Conditional Distributions and Independence
- Statistics 4.2
Conditional Distribution
The conditional distribution of a random variable given another random variable describes the distribution of the first variable when the second variable is fixed at a certain value. Let $(X, Y)$ be a bivariate random variable with joint distribution $f_{X,Y}(x,y)$ and marginal distributions $f_X(x)$ and $f_Y(y)$. For any $y$ in the support of $Y$, the conditional distribution of $X$ given $Y = y$ is defined as:
\[ f_{X|Y}(x|y) = \frac{f_{X,Y}(x,y)}{f_Y(y)} \]
This is the conditional probability mass function (PMF) for discrete random variables or the conditional probability density function (PDF) for continuous random variables.
For discrete random variables: \[ \sum_{x} f_{X|Y}(x|y) = 1 \] For continuous random variables: \[ \int_{-\infty}^{\infty} f_{X|Y}(x|y) \, \dd{x} = 1 \]
We can generalize this to multidimensional random variables.
Let $\mathbf{X} = (X_1, \ldots, X_n)$ and $I,J$ be partitions of $\set{1, \ldots, n}$. The conditional distribution of $\mathbf{X}_I$ given $\mathbf{X}_J = \mathbf{x}_J$ is defined as:
\[ f_{\mathbf{X}_I | \mathbf{X}_J}(\mathbf{x}_I | \mathbf{x}_J) = \frac{f_{\mathbf{X}}(\mathbf{x})}{f_{\mathbf{X}_J}(\mathbf{x}_J)} \]
where $f_{\mathbf{X}}(\mathbf{x})$ is the joint distribution of $\mathbf{X}$ and $f_{\mathbf{X}_J}(\mathbf{x}_J)$ is the marginal distribution of $\mathbf{X}_J$.
Independence
Two random variables $X$ and $Y$ are said to be independent if the occurrence of one does not affect the distribution of the other.
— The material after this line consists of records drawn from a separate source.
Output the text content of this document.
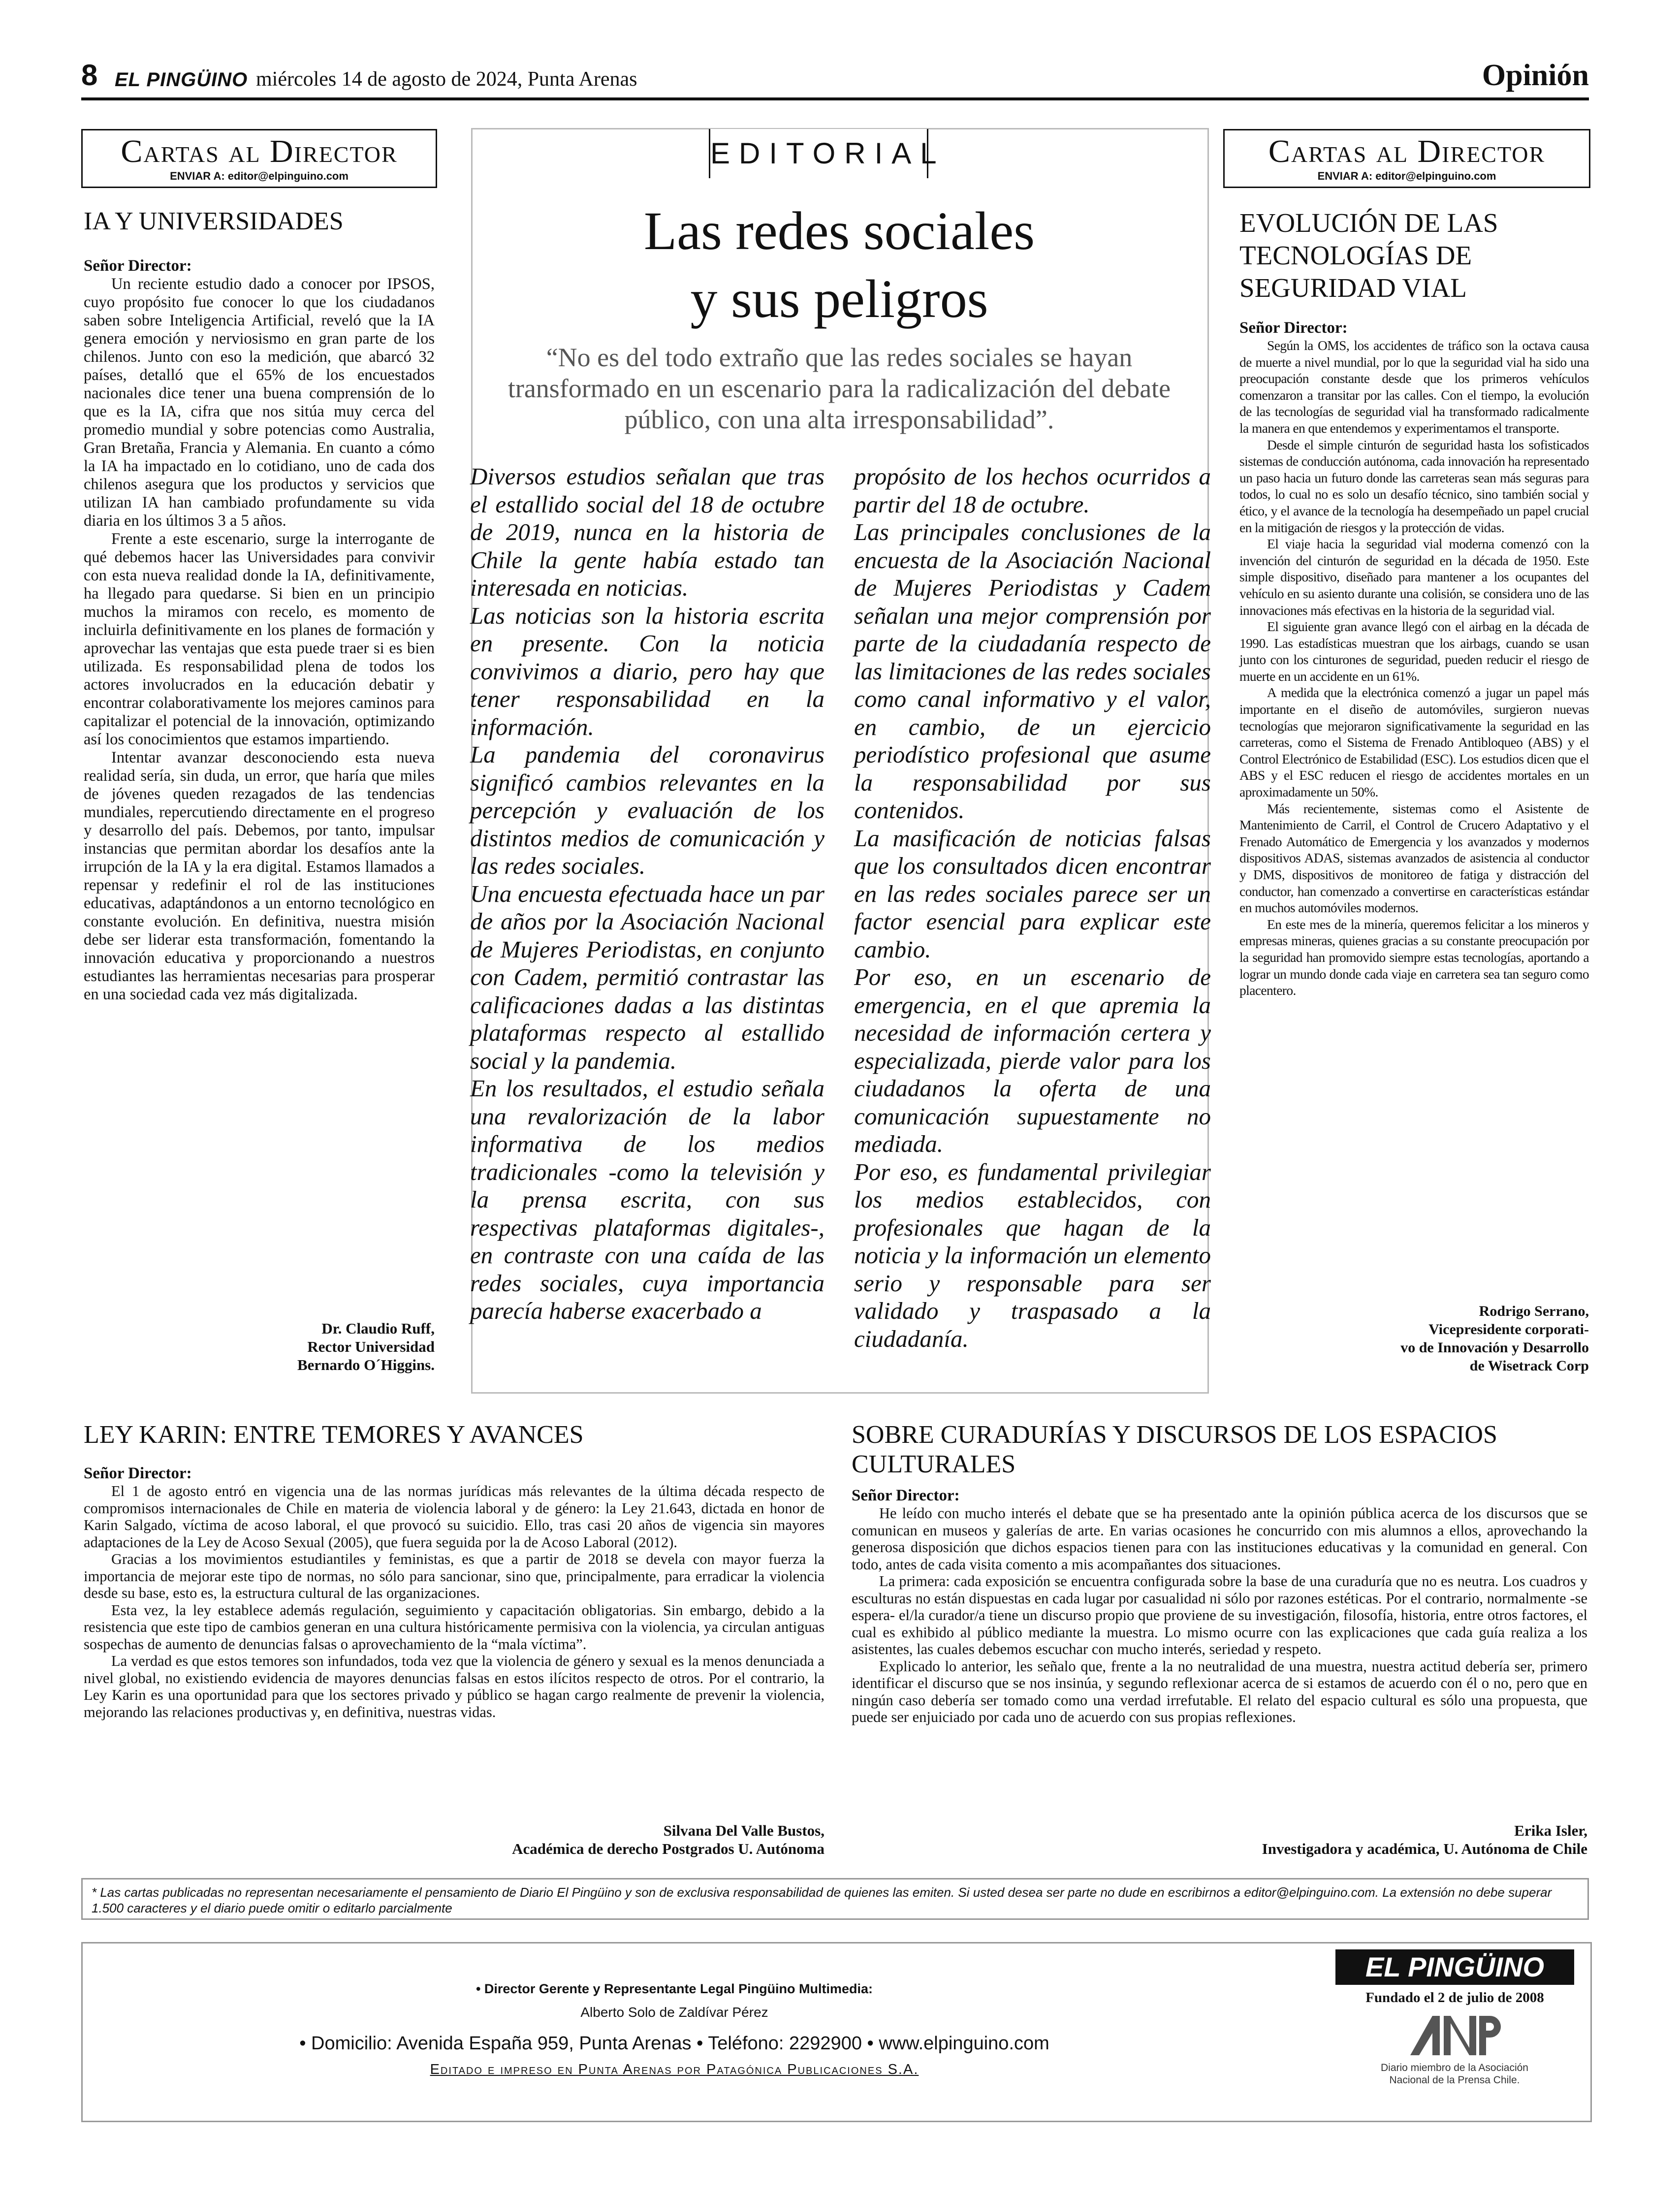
8 EL PINGÜINO miércoles 14 de agosto de 2024, Punta Arenas	Opinión
Cartas al Director
ENVIAR A: editor@elpinguino.com
IA Y UNIVERSIDADES
Señor Director:

Un reciente estudio dado a conocer por IPSOS, cuyo propósito fue conocer lo que los ciudadanos saben sobre Inteligencia Artificial, reveló que la IA genera emoción y nerviosismo en gran parte de los chilenos. Junto con eso la medición, que abarcó 32 países, detalló que el 65% de los encuestados nacionales dice tener una buena comprensión de lo que es la IA, cifra que nos sitúa muy cerca del promedio mundial y sobre potencias como Australia, Gran Bretaña, Francia y Alemania. En cuanto a cómo la IA ha impactado en lo cotidiano, uno de cada dos chilenos asegura que los productos y servicios que utilizan IA han cambiado profundamente su vida diaria en los últimos 3 a 5 años.

Frente a este escenario, surge la interrogante de qué debemos hacer las Universidades para convivir con esta nueva realidad donde la IA, definitivamente, ha llegado para quedarse. Si bien en un principio muchos la miramos con recelo, es momento de incluirla definitivamente en los planes de formación y aprovechar las ventajas que esta puede traer si es bien utilizada. Es responsabilidad plena de todos los actores involucrados en la educación debatir y encontrar colaborativamente los mejores caminos para capitalizar el potencial de la innovación, optimizando así los conocimientos que estamos impartiendo.

Intentar avanzar desconociendo esta nueva realidad sería, sin duda, un error, que haría que miles de jóvenes queden rezagados de las tendencias mundiales, repercutiendo directamente en el progreso y desarrollo del país. Debemos, por tanto, impulsar instancias que permitan abordar los desafíos ante la irrupción de la IA y la era digital. Estamos llamados a repensar y redefinir el rol de las instituciones educativas, adaptándonos a un entorno tecnológico en constante evolución. En definitiva, nuestra misión debe ser liderar esta transformación, fomentando la innovación educativa y proporcionando a nuestros estudiantes las herramientas necesarias para prosperar en una sociedad cada vez más digitalizada.

Dr. Claudio Ruff,
Rector Universidad
Bernardo O´Higgins.
EDITORIAL
Las redes sociales
y sus peligros
“No es del todo extraño que las redes sociales se hayan transformado en un escenario para la radicalización del debate público, con una alta irresponsabilidad”.

Diversos estudios señalan que tras el estallido social del 18 de octubre de 2019, nunca en la historia de Chile la gente había estado tan interesada en noticias.

Las noticias son la historia escrita en presente. Con la noticia convivimos a diario, pero hay que tener responsabilidad en la información.

La pandemia del coronavirus significó cambios relevantes en la percepción y evaluación de los distintos medios de comunicación y las redes sociales.

Una encuesta efectuada hace un par de años por la Asociación Nacional de Mujeres Periodistas, en conjunto con Cadem, permitió contrastar las calificaciones dadas a las distintas plataformas respecto al estallido social y la pandemia.

En los resultados, el estudio señala una revalorización de la labor informativa de los medios tradicionales -como la televisión y la prensa escrita, con sus respectivas plataformas digitales-, en contraste con una caída de las redes sociales, cuya importancia parecía haberse exacerbado a

propósito de los hechos ocurridos a partir del 18 de octubre.

Las principales conclusiones de la encuesta de la Asociación Nacional de Mujeres Periodistas y Cadem señalan una mejor comprensión por parte de la ciudadanía respecto de las limitaciones de las redes sociales como canal informativo y el valor, en cambio, de un ejercicio periodístico profesional que asume la responsabilidad por sus contenidos.

La masificación de noticias falsas que los consultados dicen encontrar en las redes sociales parece ser un factor esencial para explicar este cambio.

Por eso, en un escenario de emergencia, en el que apremia la necesidad de información certera y especializada, pierde valor para los ciudadanos la oferta de una comunicación supuestamente no mediada.

Por eso, es fundamental privilegiar los medios establecidos, con profesionales que hagan de la noticia y la información un elemento serio y responsable para ser validado y traspasado a la ciudadanía.

Cartas al Director
ENVIAR A: editor@elpinguino.com
EVOLUCIÓN DE LAS
TECNOLOGÍAS DE
SEGURIDAD VIAL
Señor Director:

Según la OMS, los accidentes de tráfico son la octava causa de muerte a nivel mundial, por lo que la seguridad vial ha sido una preocupación constante desde que los primeros vehículos comenzaron a transitar por las calles. Con el tiempo, la evolución de las tecnologías de seguridad vial ha transformado radicalmente la manera en que entendemos y experimentamos el transporte.

Desde el simple cinturón de seguridad hasta los sofisticados sistemas de conducción autónoma, cada innovación ha representado un paso hacia un futuro donde las carreteras sean más seguras para todos, lo cual no es solo un desafío técnico, sino también social y ético, y el avance de la tecnología ha desempeñado un papel crucial en la mitigación de riesgos y la protección de vidas.

El viaje hacia la seguridad vial moderna comenzó con la invención del cinturón de seguridad en la década de 1950. Este simple dispositivo, diseñado para mantener a los ocupantes del vehículo en su asiento durante una colisión, se considera uno de las innovaciones más efectivas en la historia de la seguridad vial.

El siguiente gran avance llegó con el airbag en la década de 1990. Las estadísticas muestran que los airbags, cuando se usan junto con los cinturones de seguridad, pueden reducir el riesgo de muerte en un accidente en un 61%.

A medida que la electrónica comenzó a jugar un papel más importante en el diseño de automóviles, surgieron nuevas tecnologías que mejoraron significativamente la seguridad en las carreteras, como el Sistema de Frenado Antibloqueo (ABS) y el Control Electrónico de Estabilidad (ESC). Los estudios dicen que el ABS y el ESC reducen el riesgo de accidentes mortales en un aproximadamente un 50%.

Más recientemente, sistemas como el Asistente de Mantenimiento de Carril, el Control de Crucero Adaptativo y el Frenado Automático de Emergencia y los avanzados y modernos dispositivos ADAS, sistemas avanzados de asistencia al conductor y DMS, dispositivos de monitoreo de fatiga y distracción del conductor, han comenzado a convertirse en características estándar en muchos automóviles modernos.

En este mes de la minería, queremos felicitar a los mineros y empresas mineras, quienes gracias a su constante preocupación por la seguridad han promovido siempre estas tecnologías, aportando a lograr un mundo donde cada viaje en carretera sea tan seguro como placentero.

Rodrigo Serrano,
Vicepresidente corporati-
vo de Innovación y Desarrollo
de Wisetrack Corp
LEY KARIN: ENTRE TEMORES Y AVANCES
Señor Director:

El 1 de agosto entró en vigencia una de las normas jurídicas más relevantes de la última década respecto de compromisos internacionales de Chile en materia de violencia laboral y de género: la Ley 21.643, dictada en honor de Karin Salgado, víctima de acoso laboral, el que provocó su suicidio. Ello, tras casi 20 años de vigencia sin mayores adaptaciones de la Ley de Acoso Sexual (2005), que fuera seguida por la de Acoso Laboral (2012).

Gracias a los movimientos estudiantiles y feministas, es que a partir de 2018 se devela con mayor fuerza la importancia de mejorar este tipo de normas, no sólo para sancionar, sino que, principalmente, para erradicar la violencia desde su base, esto es, la estructura cultural de las organizaciones.

Esta vez, la ley establece además regulación, seguimiento y capacitación obligatorias. Sin embargo, debido a la resistencia que este tipo de cambios generan en una cultura históricamente permisiva con la violencia, ya circulan antiguas sospechas de aumento de denuncias falsas o aprovechamiento de la “mala víctima”.

La verdad es que estos temores son infundados, toda vez que la violencia de género y sexual es la menos denunciada a nivel global, no existiendo evidencia de mayores denuncias falsas en estos ilícitos respecto de otros. Por el contrario, la Ley Karin es una oportunidad para que los sectores privado y público se hagan cargo realmente de prevenir la violencia, mejorando las relaciones productivas y, en definitiva, nuestras vidas.

Silvana Del Valle Bustos,
Académica de derecho Postgrados U. Autónoma
SOBRE CURADURÍAS Y DISCURSOS DE LOS ESPACIOS
CULTURALES
Señor Director:

He leído con mucho interés el debate que se ha presentado ante la opinión pública acerca de los discursos que se comunican en museos y galerías de arte. En varias ocasiones he concurrido con mis alumnos a ellos, aprovechando la generosa disposición que dichos espacios tienen para con las instituciones educativas y la comunidad en general. Con todo, antes de cada visita comento a mis acompañantes dos situaciones.

La primera: cada exposición se encuentra configurada sobre la base de una curaduría que no es neutra. Los cuadros y esculturas no están dispuestas en cada lugar por casualidad ni sólo por razones estéticas. Por el contrario, normalmente -se espera- el/la curador/a tiene un discurso propio que proviene de su investigación, filosofía, historia, entre otros factores, el cual es exhibido al público mediante la muestra. Lo mismo ocurre con las explicaciones que cada guía realiza a los asistentes, las cuales debemos escuchar con mucho interés, seriedad y respeto.

Explicado lo anterior, les señalo que, frente a la no neutralidad de una muestra, nuestra actitud debería ser, primero identificar el discurso que se nos insinúa, y segundo reflexionar acerca de si estamos de acuerdo con él o no, pero que en ningún caso debería ser tomado como una verdad irrefutable. El relato del espacio cultural es sólo una propuesta, que puede ser enjuiciado por cada uno de acuerdo con sus propias reflexiones.

Erika Isler,
Investigadora y académica, U. Autónoma de Chile
* Las cartas publicadas no representan necesariamente el pensamiento de Diario El Pingüino y son de exclusiva responsabilidad de quienes las emiten. Si usted desea ser parte no dude en escribirnos a editor@elpinguino.com. La extensión no debe superar 1.500 caracteres y el diario puede omitir o editarlo parcialmente
• Director Gerente y Representante Legal Pingüino Multimedia:
Alberto Solo de Zaldívar Pérez
• Domicilio: Avenida España 959, Punta Arenas • Teléfono: 2292900 • www.elpinguino.com
Editado e impreso en Punta Arenas por Patagónica Publicaciones S.A.
EL PINGÜINO
Fundado el 2 de julio de 2008
Diario miembro de la Asociación
Nacional de la Prensa Chile.
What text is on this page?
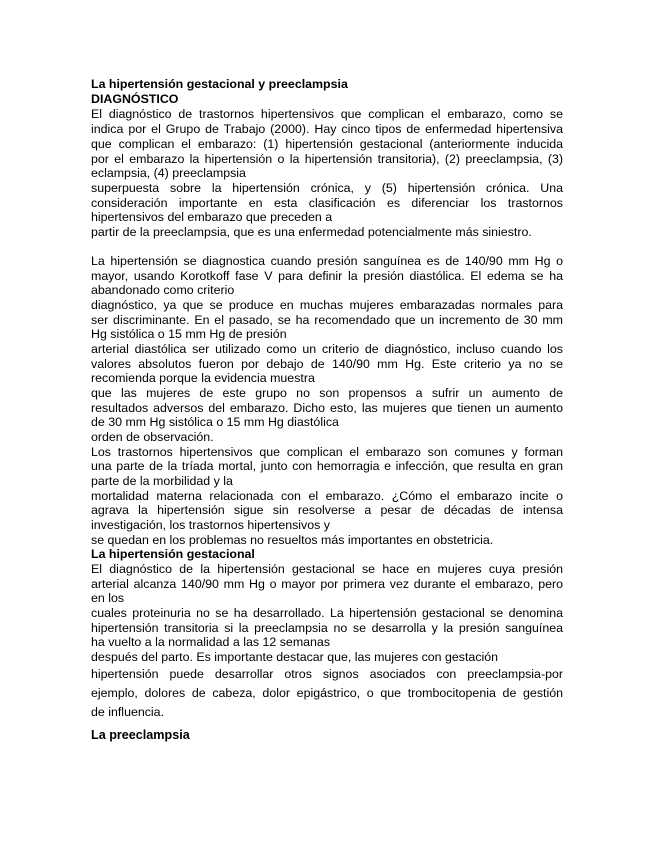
La hipertensión gestacional y preeclampsia
DIAGNÓSTICO
El diagnóstico de trastornos hipertensivos que complican el embarazo, como se
indica por el Grupo de Trabajo (2000). Hay cinco tipos de enfermedad hipertensiva
que complican el embarazo: (1) hipertensión gestacional (anteriormente inducida
por el embarazo la hipertensión o la hipertensión transitoria), (2) preeclampsia, (3)
eclampsia, (4) preeclampsia
superpuesta sobre la hipertensión crónica, y (5) hipertensión crónica. Una
consideración importante en esta clasificación es diferenciar los trastornos
hipertensivos del embarazo que preceden a
partir de la preeclampsia, que es una enfermedad potencialmente más siniestro.
La hipertensión se diagnostica cuando presión sanguínea es de 140/90 mm Hg o
mayor, usando Korotkoff fase V para definir la presión diastólica. El edema se ha
abandonado como criterio
diagnóstico, ya que se produce en muchas mujeres embarazadas normales para
ser discriminante. En el pasado, se ha recomendado que un incremento de 30 mm
Hg sistólica o 15 mm Hg de presión
arterial diastólica ser utilizado como un criterio de diagnóstico, incluso cuando los
valores absolutos fueron por debajo de 140/90 mm Hg. Este criterio ya no se
recomienda porque la evidencia muestra
que las mujeres de este grupo no son propensos a sufrir un aumento de
resultados adversos del embarazo. Dicho esto, las mujeres que tienen un aumento
de 30 mm Hg sistólica o 15 mm Hg diastólica
orden de observación.
Los trastornos hipertensivos que complican el embarazo son comunes y forman
una parte de la tríada mortal, junto con hemorragia e infección, que resulta en gran
parte de la morbilidad y la
mortalidad materna relacionada con el embarazo. ¿Cómo el embarazo incite o
agrava la hipertensión sigue sin resolverse a pesar de décadas de intensa
investigación, los trastornos hipertensivos y
se quedan en los problemas no resueltos más importantes en obstetricia.
La hipertensión gestacional
El diagnóstico de la hipertensión gestacional se hace en mujeres cuya presión
arterial alcanza 140/90 mm Hg o mayor por primera vez durante el embarazo, pero
en los
cuales proteinuria no se ha desarrollado. La hipertensión gestacional se denomina
hipertensión transitoria si la preeclampsia no se desarrolla y la presión sanguínea
ha vuelto a la normalidad a las 12 semanas
después del parto. Es importante destacar que, las mujeres con gestación
hipertensión puede desarrollar otros signos asociados con preeclampsia-por
ejemplo, dolores de cabeza, dolor epigástrico, o que trombocitopenia de gestión
de influencia.
La preeclampsia
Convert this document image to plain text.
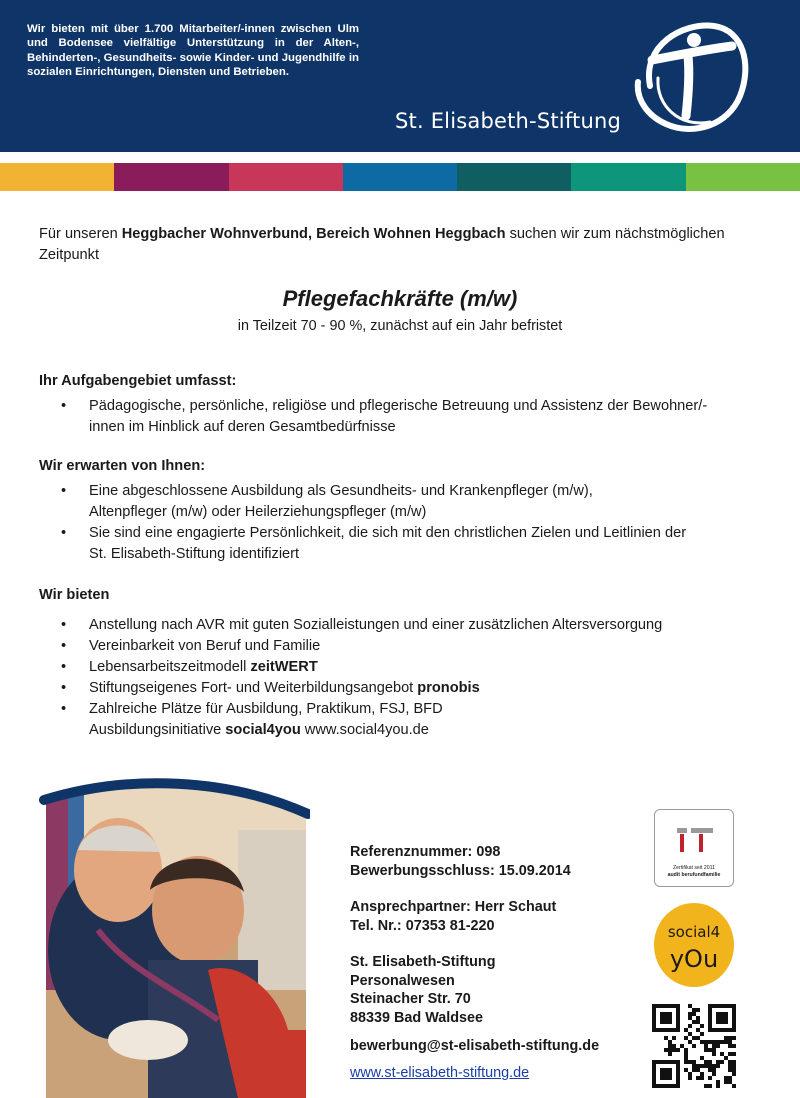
Wir bieten mit über 1.700 Mitarbeiter/-innen zwischen Ulm und Bodensee vielfältige Unterstützung in der Alten-, Behinderten-, Gesundheits- sowie Kinder- und Jugendhilfe in sozialen Einrichtungen, Diensten und Betrieben.

St. Elisabeth-Stiftung

Für unseren Heggbacher Wohnverbund, Bereich Wohnen Heggbach suchen wir zum nächstmöglichen Zeitpunkt

Pflegefachkräfte (m/w)

in Teilzeit 70 - 90 %, zunächst auf ein Jahr befristet

Ihr Aufgabengebiet umfasst:
• Pädagogische, persönliche, religiöse und pflegerische Betreuung und Assistenz der Bewohner/-
innen im Hinblick auf deren Gesamtbedürfnisse
Wir erwarten von Ihnen:
• Eine abgeschlossene Ausbildung als Gesundheits- und Krankenpfleger (m/w),
Altenpfleger (m/w) oder Heilerziehungspfleger (m/w)
• Sie sind eine engagierte Persönlichkeit, die sich mit den christlichen Zielen und Leitlinien der
St. Elisabeth-Stiftung identifiziert
Wir bieten
• Anstellung nach AVR mit guten Sozialleistungen und einer zusätzlichen Altersversorgung
• Vereinbarkeit von Beruf und Familie
• Lebensarbeitszeitmodell zeitWERT
• Stiftungseigenes Fort- und Weiterbildungsangebot pronobis
• Zahlreiche Plätze für Ausbildung, Praktikum, FSJ, BFD
Ausbildungsinitiative social4you www.social4you.de
Referenznummer: 098
Bewerbungsschluss: 15.09.2014
Ansprechpartner: Herr Schaut
Tel. Nr.: 07353 81-220
St. Elisabeth-Stiftung
Personalwesen
Steinacher Str. 70
88339 Bad Waldsee
bewerbung@st-elisabeth-stiftung.de
www.st-elisabeth-stiftung.de
Zertifikat seit 2011
audit berufundfamilie
social4
yOu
This means that the joint distribution can be expressed as the product of the marginal distributions:
\[ f_{X,Y}(x,y) = f_X(x) f_Y(y) \]
If $X$ and $Y$ are independent, then the conditional distribution is equal to the marginal distribution:
- $f_{X|Y}(x|y) = f_X(x)$
- $f_{Y|X}(y|x) = f_Y(y)$
Generally, let $\mathbf{X}_1, \ldots, \mathbf{X}_n$ be a collection of random vectors with joint distribution $f_{\mathbf{X}_1, \ldots, \mathbf{X}_n}(\mathbf{x}_1, \ldots, \mathbf{x}_n)$. Let $f_{\mathbf{X}_i}(\mathbf{x}_i)$ be the marginal distribution of $\mathbf{X}_i$. Then $\mathbf{X}_1, \ldots, \mathbf{X}_n$ are called mutually independent if:
\[ f_{\mathbf{X}_1, \ldots, \mathbf{X}_n}(\mathbf{x}_1, \ldots, \mathbf{x}_n) = \prod_{i=1}^n f_{\mathbf{X}_i}(\mathbf{x}_i) \]
Properties
If $X$ and $Y$ are independent, then:
- $P(X\in A, Y \in B) = P(X \in A) P(Y \in B)$ for any sets $A$ and $B$.
- $\mathrm{E}[g(X) h(Y)] = \mathrm{E}[g(X)] \mathrm{E}[h(Y)]$ for any functions $g$ and $h$.
- $g(X)$ and $h(Y)$ are independent for any functions where $g$ is only a function of $X$ and $h$ is only a function of $Y$.
If they have moment generating functions, respectively $M_X(t)$ and $M_Y(s)$, then $Z=X+Y$ has the moment generating function: \[ M_Z(t) = M_X(t) M_Y(t) \]
Let $X_1\sim\mathcal{N}(\mu_1, \sigma_1^2)$ and $X_2\sim\mathcal{N}(\mu_2, \sigma_2^2)$ be independent normal random variables. Recall that the moment generating function of a normal random variable $X\sim\mathcal{N}(\mu, \sigma^2)$ is given by $M_X(t) = \exp(\mu t + \sigma^2 t^2 / 2)$. Then by the theorem above, $Z = X_1 + X_2$ is also normally distributed:
\[ Z \sim \mathcal{N}(\mu_1 + \mu_2, \sigma_1^2 + \sigma_2^2) \]
We can also extend these properties to the cases of general multidimensional random variables.